E o IMC, que analisa o peso em proporção à altura, nem sempre é a maneira mais precisa de avaliar a composição corporal, acrescenta o especialista. O IMC ainda é amplamente utilizado por ser fácil de calcular, mas não diferencia com base na proporção de ossos ou músculos de uma pessoa, segundo Visaria.

“Existem tantas variáveis que podem influenciar como a composição corporal de alguém muda, mesmo que talvez seu peso não mude tanto”, afirma.

Outros estudos sugerem que a distribuição de gordura faz uma grande diferença – a gordura ao redor dos órgãos de uma pessoa pode ser o que realmente impulsiona muito do risco de doenças.

Um estilo de vida saudável além da perda de peso

Mudanças no estilo de vida – como uma dieta saudável e mais exercícios – foram fatores importantes na redução do risco.

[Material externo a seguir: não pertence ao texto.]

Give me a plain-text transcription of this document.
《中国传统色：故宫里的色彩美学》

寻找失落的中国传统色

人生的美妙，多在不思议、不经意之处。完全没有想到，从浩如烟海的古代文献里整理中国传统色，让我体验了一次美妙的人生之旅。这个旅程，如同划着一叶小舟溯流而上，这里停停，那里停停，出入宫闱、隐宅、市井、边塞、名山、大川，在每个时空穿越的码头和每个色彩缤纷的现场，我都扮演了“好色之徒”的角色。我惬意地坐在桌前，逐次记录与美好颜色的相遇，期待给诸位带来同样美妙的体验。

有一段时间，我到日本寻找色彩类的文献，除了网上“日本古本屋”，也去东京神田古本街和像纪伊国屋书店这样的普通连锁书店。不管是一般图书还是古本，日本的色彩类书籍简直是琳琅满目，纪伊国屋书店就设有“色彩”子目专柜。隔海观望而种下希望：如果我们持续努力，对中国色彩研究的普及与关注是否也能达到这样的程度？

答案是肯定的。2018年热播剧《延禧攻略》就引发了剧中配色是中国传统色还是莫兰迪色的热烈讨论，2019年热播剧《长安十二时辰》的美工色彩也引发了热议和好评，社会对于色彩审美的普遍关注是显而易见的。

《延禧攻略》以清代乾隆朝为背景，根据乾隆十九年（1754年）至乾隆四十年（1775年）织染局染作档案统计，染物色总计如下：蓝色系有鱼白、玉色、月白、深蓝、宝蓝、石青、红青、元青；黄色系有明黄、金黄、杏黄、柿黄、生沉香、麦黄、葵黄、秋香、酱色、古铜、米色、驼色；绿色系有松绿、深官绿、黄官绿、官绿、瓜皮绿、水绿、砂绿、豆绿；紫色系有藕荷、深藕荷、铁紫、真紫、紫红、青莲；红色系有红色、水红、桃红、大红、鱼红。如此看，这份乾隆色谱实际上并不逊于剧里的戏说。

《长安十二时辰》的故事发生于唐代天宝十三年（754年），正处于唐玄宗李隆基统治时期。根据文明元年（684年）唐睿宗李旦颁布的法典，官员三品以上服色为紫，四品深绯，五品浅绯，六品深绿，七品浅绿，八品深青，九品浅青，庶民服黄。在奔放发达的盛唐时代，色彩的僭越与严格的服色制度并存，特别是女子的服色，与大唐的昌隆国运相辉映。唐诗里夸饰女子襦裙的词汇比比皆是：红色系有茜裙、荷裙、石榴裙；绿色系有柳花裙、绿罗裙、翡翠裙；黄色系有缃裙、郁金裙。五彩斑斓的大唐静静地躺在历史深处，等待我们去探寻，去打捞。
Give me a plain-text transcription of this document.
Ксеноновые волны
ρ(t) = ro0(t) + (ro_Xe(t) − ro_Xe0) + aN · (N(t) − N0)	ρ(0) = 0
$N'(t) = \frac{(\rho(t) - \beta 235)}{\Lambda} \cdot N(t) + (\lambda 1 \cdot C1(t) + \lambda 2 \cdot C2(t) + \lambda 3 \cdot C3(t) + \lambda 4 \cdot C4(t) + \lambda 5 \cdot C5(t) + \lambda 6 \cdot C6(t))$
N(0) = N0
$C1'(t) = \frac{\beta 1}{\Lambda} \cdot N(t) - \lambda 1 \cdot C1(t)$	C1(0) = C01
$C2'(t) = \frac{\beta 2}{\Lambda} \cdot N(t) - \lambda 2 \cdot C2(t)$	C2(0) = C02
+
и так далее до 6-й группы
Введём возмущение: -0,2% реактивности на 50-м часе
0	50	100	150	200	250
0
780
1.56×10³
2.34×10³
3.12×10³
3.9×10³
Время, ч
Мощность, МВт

O estudo foi observacional, o que significa que os dados podem mostrar uma relação entre perda de peso e redução de doenças crônicas e risco de mortalidade, mas os pesquisadores não podem afirmar com certeza que a perda de peso foi o fator que reduziu o risco, de acordo com Visaria.

Embora os pesquisadores tenham ajustado para outros fatores que poderiam influenciar o risco, como idade, eles não ajustaram para comportamentos de estilo de vida como dieta e atividade física, acrescenta o especialista. Essas mudanças poderiam estar por trás do risco reduzido de doenças crônicas tanto quanto a própria perda de peso, segundo Visaria.

Tanto a perda de peso quanto as mudanças comportamentais por trás dela geralmente estão ligadas à melhoria da saúde, observa Strandberg.

A perda de peso alivia condições como osteoartrite, apneia obstrutiva do sono e fígado gorduroso, enquanto mudanças na dieta e exercícios demonstraram diminuir riscos cardiovasculares, acrescenta o pesquisador.

Como fazer alterações

O estilo de vida é sempre importante quando se trata de boa saúde, o que significa que você deve continuar se esforçando por uma dieta saudável e boa atividade física – mesmo se estiver usando medicamentos para perda de peso, segundo Visaria.

A dieta mediterrânea – que prioriza frutas, vegetais, grãos, azeite de oliva e nozes e sementes – tem sido consistentemente classificada como a melhor dieta para bem-estar e prevenção de doenças.

Estudos sugerem que esse modo de alimentação pode melhorar a densidade óssea nos anos posteriores, prevenir alguns cânceres e reduzir o risco de doenças cardíacas.

Para atividade física, a Organização Mundial da Saúde (OMS) recomenda que adultos pratiquem pelo menos 150 minutos por semana de atividade aeróbica de intensidade moderada ou 75 minutos de intensidade vigorosa, junto com atividades de fortalecimento muscular pelo menos duas vezes por semana.

No entanto, a obesidade não é apenas um problema que os indivíduos precisam enfrentar – é uma questão estrutural também, segundo Strandberg.

Alimentos saudáveis e oportunidades para atividade física precisam ser mais acessíveis nas sociedades modernas para ajudar a reduzir os impactos na saúde associados à obesidade, acrescenta o pesquisador.